The Health Insurance Portability and Accountability Act (HIPAA) Privacy Rule does not adequately protect the privacy of people's personal health information and hinders important health research discoveries, concludes a new report from the Institute of Medicine.

Congress should authorize the development of an entirely new approach to protecting personal health information in research, separate from the HIPAA Privacy Rule, said the committee that wrote the report. This new approach should apply privacy, data security and accountability standards uniformly to information used in all health-related research regardless of who funds or conducts the research.

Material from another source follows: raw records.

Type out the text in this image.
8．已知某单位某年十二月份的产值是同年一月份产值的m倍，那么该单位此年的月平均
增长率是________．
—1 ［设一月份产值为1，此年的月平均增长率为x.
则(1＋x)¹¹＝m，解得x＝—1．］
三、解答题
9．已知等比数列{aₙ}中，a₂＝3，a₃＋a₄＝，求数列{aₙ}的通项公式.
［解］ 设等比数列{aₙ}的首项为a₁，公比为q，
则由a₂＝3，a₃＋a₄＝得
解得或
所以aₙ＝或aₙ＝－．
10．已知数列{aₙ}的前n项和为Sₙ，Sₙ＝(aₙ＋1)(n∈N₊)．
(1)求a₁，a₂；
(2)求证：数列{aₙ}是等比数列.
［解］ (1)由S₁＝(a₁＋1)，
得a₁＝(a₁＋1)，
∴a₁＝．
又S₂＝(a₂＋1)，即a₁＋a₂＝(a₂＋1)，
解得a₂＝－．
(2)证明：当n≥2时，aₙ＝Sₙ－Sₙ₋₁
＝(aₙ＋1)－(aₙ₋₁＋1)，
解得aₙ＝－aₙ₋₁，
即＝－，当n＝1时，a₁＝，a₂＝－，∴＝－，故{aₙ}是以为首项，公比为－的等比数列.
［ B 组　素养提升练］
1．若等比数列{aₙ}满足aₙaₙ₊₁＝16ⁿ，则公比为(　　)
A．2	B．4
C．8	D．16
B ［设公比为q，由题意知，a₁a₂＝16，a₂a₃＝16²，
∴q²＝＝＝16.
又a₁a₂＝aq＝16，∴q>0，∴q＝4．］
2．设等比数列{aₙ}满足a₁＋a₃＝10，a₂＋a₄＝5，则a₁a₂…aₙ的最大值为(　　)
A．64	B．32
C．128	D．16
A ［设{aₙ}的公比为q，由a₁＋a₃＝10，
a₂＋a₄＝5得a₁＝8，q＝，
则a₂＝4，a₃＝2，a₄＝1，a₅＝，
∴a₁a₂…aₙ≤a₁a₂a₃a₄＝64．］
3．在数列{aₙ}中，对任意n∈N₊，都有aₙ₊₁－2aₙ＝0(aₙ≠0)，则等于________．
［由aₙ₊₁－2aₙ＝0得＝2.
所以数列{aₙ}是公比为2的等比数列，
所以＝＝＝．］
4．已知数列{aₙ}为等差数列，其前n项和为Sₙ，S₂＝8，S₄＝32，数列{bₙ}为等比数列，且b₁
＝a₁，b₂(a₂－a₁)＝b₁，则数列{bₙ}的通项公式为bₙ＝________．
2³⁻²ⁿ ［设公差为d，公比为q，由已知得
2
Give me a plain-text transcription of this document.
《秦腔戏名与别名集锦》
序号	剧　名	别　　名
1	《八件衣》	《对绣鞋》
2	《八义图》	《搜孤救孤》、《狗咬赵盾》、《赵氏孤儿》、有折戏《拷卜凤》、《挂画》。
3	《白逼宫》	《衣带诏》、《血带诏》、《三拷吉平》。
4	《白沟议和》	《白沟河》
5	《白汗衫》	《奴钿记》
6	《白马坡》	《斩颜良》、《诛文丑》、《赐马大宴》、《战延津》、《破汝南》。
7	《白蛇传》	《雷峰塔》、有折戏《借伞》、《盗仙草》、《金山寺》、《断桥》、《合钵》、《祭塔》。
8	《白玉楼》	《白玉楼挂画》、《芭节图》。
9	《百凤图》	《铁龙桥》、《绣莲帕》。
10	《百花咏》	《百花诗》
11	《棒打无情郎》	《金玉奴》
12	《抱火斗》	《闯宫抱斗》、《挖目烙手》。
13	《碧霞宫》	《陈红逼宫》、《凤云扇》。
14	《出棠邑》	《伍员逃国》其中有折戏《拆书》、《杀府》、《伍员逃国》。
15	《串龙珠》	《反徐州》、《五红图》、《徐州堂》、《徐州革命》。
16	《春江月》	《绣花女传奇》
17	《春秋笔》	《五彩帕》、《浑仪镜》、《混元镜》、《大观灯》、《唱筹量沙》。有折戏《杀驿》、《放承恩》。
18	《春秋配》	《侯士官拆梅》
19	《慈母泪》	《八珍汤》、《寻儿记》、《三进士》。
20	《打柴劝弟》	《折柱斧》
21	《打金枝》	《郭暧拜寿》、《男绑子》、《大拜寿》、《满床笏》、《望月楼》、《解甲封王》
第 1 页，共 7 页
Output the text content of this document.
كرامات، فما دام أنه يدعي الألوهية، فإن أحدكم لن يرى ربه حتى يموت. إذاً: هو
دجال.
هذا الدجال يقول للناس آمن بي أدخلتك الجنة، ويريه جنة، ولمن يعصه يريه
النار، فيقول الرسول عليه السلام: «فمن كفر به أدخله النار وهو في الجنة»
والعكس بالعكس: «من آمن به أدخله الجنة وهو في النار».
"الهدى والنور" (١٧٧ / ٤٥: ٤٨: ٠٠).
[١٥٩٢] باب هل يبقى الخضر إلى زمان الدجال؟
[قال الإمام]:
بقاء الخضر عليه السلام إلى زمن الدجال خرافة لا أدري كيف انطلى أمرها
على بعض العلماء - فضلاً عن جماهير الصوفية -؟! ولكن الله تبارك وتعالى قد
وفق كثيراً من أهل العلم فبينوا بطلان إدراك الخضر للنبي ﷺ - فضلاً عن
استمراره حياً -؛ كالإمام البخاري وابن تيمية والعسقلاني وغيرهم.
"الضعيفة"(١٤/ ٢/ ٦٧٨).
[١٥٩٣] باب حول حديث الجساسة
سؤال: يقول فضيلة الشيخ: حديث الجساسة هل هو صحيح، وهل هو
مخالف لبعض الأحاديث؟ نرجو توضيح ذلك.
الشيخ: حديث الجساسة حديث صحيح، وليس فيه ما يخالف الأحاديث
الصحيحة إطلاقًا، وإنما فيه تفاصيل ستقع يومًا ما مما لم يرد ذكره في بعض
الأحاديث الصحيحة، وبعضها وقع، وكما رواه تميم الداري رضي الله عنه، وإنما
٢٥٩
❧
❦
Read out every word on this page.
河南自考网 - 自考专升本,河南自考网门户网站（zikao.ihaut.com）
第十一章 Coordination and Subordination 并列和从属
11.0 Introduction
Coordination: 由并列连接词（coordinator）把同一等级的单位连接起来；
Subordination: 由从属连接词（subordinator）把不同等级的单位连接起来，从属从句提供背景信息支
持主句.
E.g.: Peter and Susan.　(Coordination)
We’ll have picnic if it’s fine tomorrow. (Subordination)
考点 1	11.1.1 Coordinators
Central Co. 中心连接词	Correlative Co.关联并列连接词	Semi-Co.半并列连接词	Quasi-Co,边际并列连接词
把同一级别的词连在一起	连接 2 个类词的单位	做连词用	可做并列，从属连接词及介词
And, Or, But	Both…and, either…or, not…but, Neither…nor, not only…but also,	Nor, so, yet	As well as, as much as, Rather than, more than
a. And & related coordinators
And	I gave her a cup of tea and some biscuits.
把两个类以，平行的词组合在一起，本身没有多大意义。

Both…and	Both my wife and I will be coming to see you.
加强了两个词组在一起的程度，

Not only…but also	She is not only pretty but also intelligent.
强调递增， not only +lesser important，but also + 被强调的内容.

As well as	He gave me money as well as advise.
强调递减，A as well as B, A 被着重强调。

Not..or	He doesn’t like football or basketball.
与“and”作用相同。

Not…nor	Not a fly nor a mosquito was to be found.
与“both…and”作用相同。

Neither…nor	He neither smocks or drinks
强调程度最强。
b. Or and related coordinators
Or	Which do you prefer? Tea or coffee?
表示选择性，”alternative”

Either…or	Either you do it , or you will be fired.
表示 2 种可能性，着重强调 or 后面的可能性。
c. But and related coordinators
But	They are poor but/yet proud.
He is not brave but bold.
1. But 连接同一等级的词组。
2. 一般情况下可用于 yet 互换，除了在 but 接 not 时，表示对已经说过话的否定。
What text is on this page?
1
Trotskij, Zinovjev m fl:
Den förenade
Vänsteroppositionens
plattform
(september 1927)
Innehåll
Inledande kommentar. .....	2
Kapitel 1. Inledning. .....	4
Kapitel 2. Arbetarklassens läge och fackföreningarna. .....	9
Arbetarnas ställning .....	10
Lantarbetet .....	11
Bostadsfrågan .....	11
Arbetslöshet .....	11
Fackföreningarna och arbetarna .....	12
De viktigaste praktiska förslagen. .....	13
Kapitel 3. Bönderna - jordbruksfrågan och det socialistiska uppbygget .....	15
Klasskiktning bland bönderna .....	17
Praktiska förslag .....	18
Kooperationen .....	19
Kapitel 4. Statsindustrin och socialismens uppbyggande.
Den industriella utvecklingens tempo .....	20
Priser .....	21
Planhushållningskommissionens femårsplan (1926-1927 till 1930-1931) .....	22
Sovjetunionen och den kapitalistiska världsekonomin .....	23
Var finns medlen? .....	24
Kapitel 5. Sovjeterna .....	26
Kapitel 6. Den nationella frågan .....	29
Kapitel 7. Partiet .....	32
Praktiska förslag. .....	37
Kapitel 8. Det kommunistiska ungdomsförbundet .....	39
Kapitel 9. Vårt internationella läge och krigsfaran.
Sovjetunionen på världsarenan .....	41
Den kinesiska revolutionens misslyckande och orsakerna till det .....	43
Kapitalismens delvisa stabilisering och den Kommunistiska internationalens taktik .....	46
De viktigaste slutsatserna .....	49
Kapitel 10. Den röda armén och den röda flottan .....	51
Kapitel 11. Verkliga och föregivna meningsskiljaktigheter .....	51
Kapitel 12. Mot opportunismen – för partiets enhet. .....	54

If policymakers decide to continue relying on the current rule to protect privacy in health research, the committee recommends a series of changes to improve the rule and the guidance that the U.S. Department of Health and Human Services (HHS) gives on how to comply with it. Recommendations in the report include:

• Encryption should be required for all laptops, flash drives, and other portable media containing such data given the potential for these items to be lost or stolen.
• HHS and other federal agencies should develop a new approach to regulation that focuses on best practices in privacy, security, and transparency. The new framework should facilitate use of health data in which personally identifiable information is removed and should provide legal sanctions against unauthorized re-identification of individuals. It should provide ethical oversight of research in which use of personally identifiable information without individual consent is necessary. This oversight could be accomplished by local ethical review boards that assess proposed projects on a case-by-case basis, or institutions could be certified at the federal level to carry out this kind of research, having proved they have policies and practices in place to protect data privacy and ensure security.
• HHS should make it clear that people can grant permission in advance that samples or data collected from them for one research project can be used in future research. And the agency should simplify and clarify the criteria for making decisions about waiving requirements to obtain permission from every patient whose personal health information will be used in study.

The study was sponsored by the U.S. Department of Health and Human Services, Robert Wood Johnson Foundation, American Cancer Society, American Heart Association/American Stroke Association, American Society for Clinical Oncology, Burroughs Wellcome Fund, and C-Change. Established in 1970 under the charter of the National Academy of Sciences, the Institute of Medicine provides independent, objective, evidence-based advice to policymakers, health professionals, the private sector, and the public. The National Academy of Sciences, National Academy of Engineering, Institute of Medicine, and National Research Council make up the National Academies.